Muhammed Baba Semmasi'nin bir gece evvelki halimi keşfetmekteki kerametini anladım ve ona tam bağlandım.
Yine Behaüddin-i Buhari hazretleri anlatır:
''Bir defasında Hocam Muhammed Baba Semmasi ile yemek yiyorduk. Yemek bitince, bana bir ekmek uzatıp; Al, bunu sakla!'' buyurdu. Yemek yediğimiz halde, bana bu ekmeği vermesinin hikmetini düşünmeye başlamıştım.

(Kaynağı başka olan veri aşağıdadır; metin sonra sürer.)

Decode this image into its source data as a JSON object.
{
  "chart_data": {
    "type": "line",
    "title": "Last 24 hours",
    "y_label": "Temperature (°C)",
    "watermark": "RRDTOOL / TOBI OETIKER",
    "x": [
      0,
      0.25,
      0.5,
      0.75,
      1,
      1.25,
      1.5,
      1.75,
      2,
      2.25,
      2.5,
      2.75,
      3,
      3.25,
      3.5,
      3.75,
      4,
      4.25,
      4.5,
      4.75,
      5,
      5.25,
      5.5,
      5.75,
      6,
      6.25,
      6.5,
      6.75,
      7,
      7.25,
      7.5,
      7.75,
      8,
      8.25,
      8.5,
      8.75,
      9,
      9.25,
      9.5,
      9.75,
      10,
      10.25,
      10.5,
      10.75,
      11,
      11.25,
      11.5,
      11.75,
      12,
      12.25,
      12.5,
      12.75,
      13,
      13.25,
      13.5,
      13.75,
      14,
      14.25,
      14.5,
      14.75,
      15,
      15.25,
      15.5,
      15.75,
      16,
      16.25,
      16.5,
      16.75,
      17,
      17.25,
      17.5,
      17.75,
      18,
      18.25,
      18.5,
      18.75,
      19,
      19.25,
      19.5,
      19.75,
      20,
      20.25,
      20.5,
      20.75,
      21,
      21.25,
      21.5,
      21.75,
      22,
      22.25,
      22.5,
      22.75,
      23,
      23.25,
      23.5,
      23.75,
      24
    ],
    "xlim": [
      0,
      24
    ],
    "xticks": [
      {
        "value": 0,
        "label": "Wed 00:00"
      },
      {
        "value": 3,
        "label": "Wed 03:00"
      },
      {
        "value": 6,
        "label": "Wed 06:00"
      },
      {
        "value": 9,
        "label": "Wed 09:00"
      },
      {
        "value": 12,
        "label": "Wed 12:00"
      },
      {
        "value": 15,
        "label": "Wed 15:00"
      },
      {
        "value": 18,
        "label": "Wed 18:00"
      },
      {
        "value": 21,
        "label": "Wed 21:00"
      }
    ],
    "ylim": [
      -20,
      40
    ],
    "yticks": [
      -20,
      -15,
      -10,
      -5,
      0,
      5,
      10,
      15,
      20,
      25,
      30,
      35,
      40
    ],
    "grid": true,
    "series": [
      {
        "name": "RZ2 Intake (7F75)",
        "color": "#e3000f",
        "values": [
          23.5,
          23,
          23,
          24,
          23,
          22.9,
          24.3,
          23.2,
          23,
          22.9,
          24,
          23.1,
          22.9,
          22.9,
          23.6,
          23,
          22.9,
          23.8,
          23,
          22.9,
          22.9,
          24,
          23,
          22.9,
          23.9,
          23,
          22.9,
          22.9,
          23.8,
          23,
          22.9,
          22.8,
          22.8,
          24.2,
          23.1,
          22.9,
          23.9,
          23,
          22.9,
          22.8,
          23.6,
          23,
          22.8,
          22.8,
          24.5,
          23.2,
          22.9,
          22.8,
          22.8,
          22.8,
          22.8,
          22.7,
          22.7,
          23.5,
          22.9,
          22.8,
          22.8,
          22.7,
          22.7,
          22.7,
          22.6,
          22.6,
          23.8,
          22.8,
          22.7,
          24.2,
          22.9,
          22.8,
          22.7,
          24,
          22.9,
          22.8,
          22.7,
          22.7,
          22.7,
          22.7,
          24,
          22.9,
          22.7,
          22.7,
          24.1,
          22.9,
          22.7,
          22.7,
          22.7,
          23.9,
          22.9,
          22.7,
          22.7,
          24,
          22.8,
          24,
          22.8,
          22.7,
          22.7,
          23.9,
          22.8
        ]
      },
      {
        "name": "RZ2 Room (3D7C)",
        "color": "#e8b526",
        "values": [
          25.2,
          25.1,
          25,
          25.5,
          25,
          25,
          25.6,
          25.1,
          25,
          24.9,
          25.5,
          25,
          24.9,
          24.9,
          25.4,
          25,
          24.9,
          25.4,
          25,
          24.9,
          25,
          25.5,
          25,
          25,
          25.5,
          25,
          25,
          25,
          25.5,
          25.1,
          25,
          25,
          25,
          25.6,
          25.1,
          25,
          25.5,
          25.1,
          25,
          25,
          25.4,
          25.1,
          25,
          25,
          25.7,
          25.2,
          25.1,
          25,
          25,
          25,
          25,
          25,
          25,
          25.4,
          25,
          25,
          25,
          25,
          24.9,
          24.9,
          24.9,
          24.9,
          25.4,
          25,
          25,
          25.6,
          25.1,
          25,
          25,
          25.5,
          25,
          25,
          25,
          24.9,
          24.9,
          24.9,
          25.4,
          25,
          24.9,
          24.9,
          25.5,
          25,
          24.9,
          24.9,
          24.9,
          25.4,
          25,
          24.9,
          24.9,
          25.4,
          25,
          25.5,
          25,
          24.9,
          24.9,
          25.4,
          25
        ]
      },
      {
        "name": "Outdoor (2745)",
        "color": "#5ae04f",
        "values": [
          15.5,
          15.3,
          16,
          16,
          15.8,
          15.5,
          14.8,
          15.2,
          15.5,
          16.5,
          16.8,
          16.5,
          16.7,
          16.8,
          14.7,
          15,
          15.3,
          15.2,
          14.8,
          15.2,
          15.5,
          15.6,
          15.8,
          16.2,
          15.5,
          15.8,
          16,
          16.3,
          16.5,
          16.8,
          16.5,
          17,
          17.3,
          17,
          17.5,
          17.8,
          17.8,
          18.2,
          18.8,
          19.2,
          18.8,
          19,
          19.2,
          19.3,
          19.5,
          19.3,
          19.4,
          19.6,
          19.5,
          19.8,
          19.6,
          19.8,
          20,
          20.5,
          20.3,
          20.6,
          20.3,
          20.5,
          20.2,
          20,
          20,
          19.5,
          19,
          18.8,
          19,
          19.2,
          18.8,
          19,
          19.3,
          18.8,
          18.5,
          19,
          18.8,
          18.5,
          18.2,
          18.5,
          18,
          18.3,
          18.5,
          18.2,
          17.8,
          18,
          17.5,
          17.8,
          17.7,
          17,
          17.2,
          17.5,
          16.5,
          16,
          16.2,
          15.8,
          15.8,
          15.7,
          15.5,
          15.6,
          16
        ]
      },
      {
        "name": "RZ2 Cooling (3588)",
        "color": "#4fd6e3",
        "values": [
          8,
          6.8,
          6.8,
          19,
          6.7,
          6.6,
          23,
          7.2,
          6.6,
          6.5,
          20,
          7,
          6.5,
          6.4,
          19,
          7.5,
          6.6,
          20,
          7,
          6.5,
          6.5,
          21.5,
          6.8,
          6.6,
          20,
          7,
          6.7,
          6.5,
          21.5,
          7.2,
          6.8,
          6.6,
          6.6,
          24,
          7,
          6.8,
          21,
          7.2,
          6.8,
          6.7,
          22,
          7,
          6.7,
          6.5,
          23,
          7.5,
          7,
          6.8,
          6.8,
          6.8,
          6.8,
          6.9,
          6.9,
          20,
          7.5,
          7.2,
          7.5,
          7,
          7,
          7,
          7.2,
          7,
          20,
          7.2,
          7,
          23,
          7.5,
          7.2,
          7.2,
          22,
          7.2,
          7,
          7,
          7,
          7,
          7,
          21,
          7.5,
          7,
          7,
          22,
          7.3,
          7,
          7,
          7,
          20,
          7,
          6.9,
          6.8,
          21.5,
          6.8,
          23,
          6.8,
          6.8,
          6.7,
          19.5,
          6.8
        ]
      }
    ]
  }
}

Bu sırada bana; ''Faydasız düşüncelerden kalbi muhafaza etmek lazımdır!'' buyurdu.
Daha sonra yolculuğa çıktık ve bir tanıdığımın evinde misafir olduk. Misafir olduğumuz evin sahibinin sıkıntılı bir halde olduğu görülüyordu. Hocam ona; ''Niye üzülüyorsun?'' buyurdu. O da; ''Bir kase sütüm var, fakat ekmeğim yok ki, süte banıp da yiyeyim. Ona üzülüyorum'' dedi.
Hocam bana dönüp; ''İşte acaba ne için ayırıyoruz? diye düşündüğün ekmek bu iş için idi, ver sahibine yesin'' buyurdu.
Ehl-i sünnet alimlerinin ve evliyanın en büyüklerinden olan Hace Muhammed Baba Semmasi hazretlerinin yetiştirdiği, tasavvufta yüksek derecelere kavuşmalarına vesile olduğu yüzlerce evliya olup, bunlar içinde dört tanesini kendisine halife seçmiştir.
Bunlardan birincisi; Hace Sufi Suhari, ikincisi kendi oğlu Hace Muhammed Semmasi, üçüncüsü Mevlana Danişmend Ali, dördüncüsü ve en büyükleri Seyyid Emir Külal hazretleridir.